Modifying the stroke movement patterns to fit one’s correctable dysfunctions is a terrible short-sighted approach to swim instruction.
Regarding discomfort and endurance, currently I’m comfortable with 1 breath per 2 strokes cycle. Do you think it’s worth it to increase the endurance to be able to swim comfortably with 1 breath per 4 strokes? I saw on your video that you can do like 1 breath per 6 or more strokes. I notice that if I do more strokes per breath I swim in the more controlled/consistent manner compared if I do two strokes per breath, but I don’t have as much energy.
Hi Baruno. The breathing pattern needs to serve your swimming, not swimming serve your breathing.
There are many factors which affect the amount of air exchange you need. You should practice a variety of patterns so that you have a selection of them to choose from to fit the situation.
I do have a relatively strong aerobic capacity for my age and am conditioned to swim ‘comfortably’ with some CO2 build up for short durations. Those video clips I have on Youtube show me in relatively short swimming segments (in the pool we normally swim just 100m for video analysis) and sometimes I breathe often to demonstrate that skill in the video and sometimes I skip breathing to show more of the stroke without breath-interruption. It would not be accurate to summarize what my ‘normal’ pattern is from those videos. But I am comfortably breathing on both sides and with a wide variety of patterns. I switch patterns to suit the level of intensity and the conditions. In a 50 sprint I might breath just 4 or 5 times (including the turn). In a 100m I may breath every 2nd stroke on the last 50. On a 1k I may breathe in a 3 stroke pattern. In a 5k I may breathe 4-3-4-3.

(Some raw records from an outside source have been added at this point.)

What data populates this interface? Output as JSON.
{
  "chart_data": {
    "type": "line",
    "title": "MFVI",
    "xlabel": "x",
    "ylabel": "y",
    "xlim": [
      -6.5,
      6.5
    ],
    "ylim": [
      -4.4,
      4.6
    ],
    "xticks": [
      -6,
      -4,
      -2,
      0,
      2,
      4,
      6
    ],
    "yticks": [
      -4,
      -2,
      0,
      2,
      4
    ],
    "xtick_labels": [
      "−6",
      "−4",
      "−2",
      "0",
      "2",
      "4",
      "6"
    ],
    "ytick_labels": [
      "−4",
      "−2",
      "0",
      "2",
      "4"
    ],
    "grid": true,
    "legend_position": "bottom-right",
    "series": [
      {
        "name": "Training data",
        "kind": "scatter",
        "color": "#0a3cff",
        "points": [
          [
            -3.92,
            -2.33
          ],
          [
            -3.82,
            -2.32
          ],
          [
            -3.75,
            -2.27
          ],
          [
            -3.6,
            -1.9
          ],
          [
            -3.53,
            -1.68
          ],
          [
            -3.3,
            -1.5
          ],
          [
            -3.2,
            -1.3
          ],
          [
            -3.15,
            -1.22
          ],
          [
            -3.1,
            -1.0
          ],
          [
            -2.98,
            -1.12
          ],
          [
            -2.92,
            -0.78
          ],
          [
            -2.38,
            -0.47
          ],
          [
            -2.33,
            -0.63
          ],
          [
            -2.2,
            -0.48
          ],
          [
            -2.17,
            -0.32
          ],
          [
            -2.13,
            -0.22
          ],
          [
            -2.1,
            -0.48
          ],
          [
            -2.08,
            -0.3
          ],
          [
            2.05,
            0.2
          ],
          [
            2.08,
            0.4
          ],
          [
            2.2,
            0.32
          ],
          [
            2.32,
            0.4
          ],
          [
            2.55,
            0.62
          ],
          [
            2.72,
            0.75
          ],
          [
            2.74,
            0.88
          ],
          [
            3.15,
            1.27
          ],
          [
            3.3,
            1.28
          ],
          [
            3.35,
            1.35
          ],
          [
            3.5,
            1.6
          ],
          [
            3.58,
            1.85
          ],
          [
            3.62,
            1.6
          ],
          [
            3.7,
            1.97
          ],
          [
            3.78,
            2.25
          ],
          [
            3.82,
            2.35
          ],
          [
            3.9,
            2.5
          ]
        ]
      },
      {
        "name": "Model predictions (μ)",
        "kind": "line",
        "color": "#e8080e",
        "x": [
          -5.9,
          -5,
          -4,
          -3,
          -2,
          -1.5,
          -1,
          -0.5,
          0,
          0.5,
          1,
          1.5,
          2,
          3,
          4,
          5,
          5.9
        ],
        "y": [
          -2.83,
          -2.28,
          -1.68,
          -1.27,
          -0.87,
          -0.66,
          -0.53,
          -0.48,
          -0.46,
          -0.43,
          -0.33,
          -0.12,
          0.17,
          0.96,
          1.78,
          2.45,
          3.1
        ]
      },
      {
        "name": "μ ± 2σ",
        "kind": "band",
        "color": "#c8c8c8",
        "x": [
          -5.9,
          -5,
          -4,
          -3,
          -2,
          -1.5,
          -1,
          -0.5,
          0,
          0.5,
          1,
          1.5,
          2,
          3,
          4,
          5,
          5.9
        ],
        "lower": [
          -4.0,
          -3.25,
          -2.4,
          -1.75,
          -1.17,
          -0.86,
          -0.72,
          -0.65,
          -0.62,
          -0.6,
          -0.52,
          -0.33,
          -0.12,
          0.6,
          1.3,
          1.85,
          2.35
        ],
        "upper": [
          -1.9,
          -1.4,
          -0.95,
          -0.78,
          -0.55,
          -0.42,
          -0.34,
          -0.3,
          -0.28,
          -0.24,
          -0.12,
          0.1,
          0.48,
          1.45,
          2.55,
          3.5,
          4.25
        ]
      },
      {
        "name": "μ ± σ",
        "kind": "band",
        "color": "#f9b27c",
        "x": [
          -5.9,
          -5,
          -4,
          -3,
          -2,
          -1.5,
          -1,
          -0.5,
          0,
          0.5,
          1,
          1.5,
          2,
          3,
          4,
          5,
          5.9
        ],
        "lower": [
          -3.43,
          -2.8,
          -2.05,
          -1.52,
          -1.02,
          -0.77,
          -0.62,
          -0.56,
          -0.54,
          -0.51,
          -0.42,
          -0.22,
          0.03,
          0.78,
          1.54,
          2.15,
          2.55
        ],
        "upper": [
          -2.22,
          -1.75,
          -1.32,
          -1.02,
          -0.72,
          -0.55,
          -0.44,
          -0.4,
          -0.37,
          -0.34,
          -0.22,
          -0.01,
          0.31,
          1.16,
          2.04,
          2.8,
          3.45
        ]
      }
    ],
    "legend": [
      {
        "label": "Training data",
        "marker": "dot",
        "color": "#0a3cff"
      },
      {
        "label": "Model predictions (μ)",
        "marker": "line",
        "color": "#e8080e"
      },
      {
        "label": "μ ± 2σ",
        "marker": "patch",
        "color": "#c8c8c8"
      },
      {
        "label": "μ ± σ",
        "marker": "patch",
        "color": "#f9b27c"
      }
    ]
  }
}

I would say, rather than strive to achieve a certain number of stroke between breathes as something you are trying to cause, you may regard increased ease in breathing (able to swim comfortably with slower rate of respiration, or more stroke between) as a product of greater fitness. If you are doing suitable balance of ‘low aerobic plus high intensity’ your cardiovascular capacity will increase and you’ll be able to breathe at a slower rate as a result, without forcing your breathing to be slower.
Second, breathing is a necessity and even with superior cardio capacity, it will happen so often in your swim that disruptions caused by inferior breathing technique will be very costly in terms of extra drag and extra work over the course of a swim or practice. As you get older, even if you are tapping out your age-group potential, your aerobic capacity is gradually declining. So you will have to breathe more often the older you get. So you must be obsessive about perfecting your turn-to-breathing technique – it is the best solution to energy savings in the long run.

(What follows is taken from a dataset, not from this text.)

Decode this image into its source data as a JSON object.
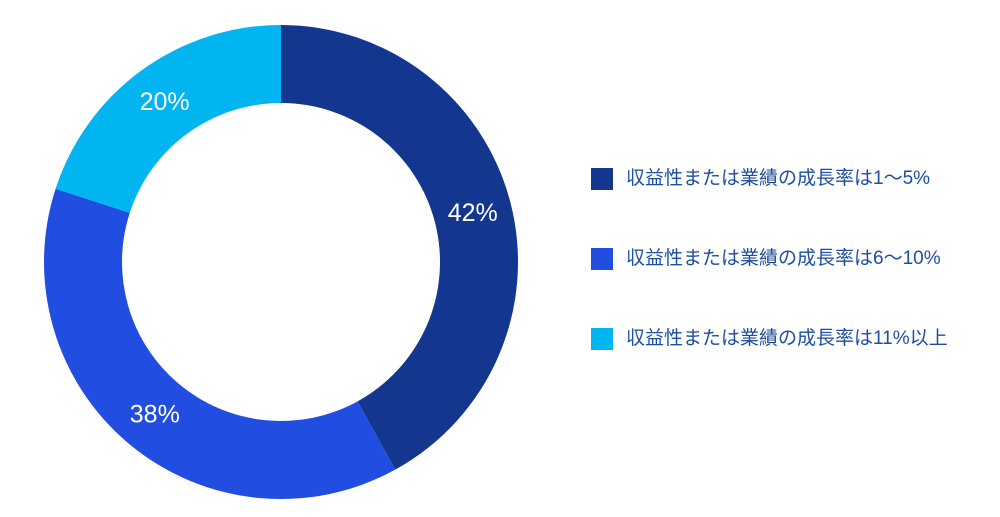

Those address both sides of the easy breathing situation – but right in the middle of it is your actual technique for inhale-exhale (excluding discussion of turn-to-breathe technique) – are you exhaling gradually and partially underwater, from the nose? Are you ‘blowing the hatches’ clearing water out of the airways as you turn your face to the air? Are you taking a ‘quick sip’ and just a partial one immediately when you touch the air, and spending no more time face-out than necessary? Superior breathing has many small but consequential details. There is a year or two of features you could work on – just to make it easier to breathe and lower your body’s demand for air exchange, without even increasing your aerobic fitness.
Your question deserves a blog post reply!
Thanks very much Mat for your comprehensive response.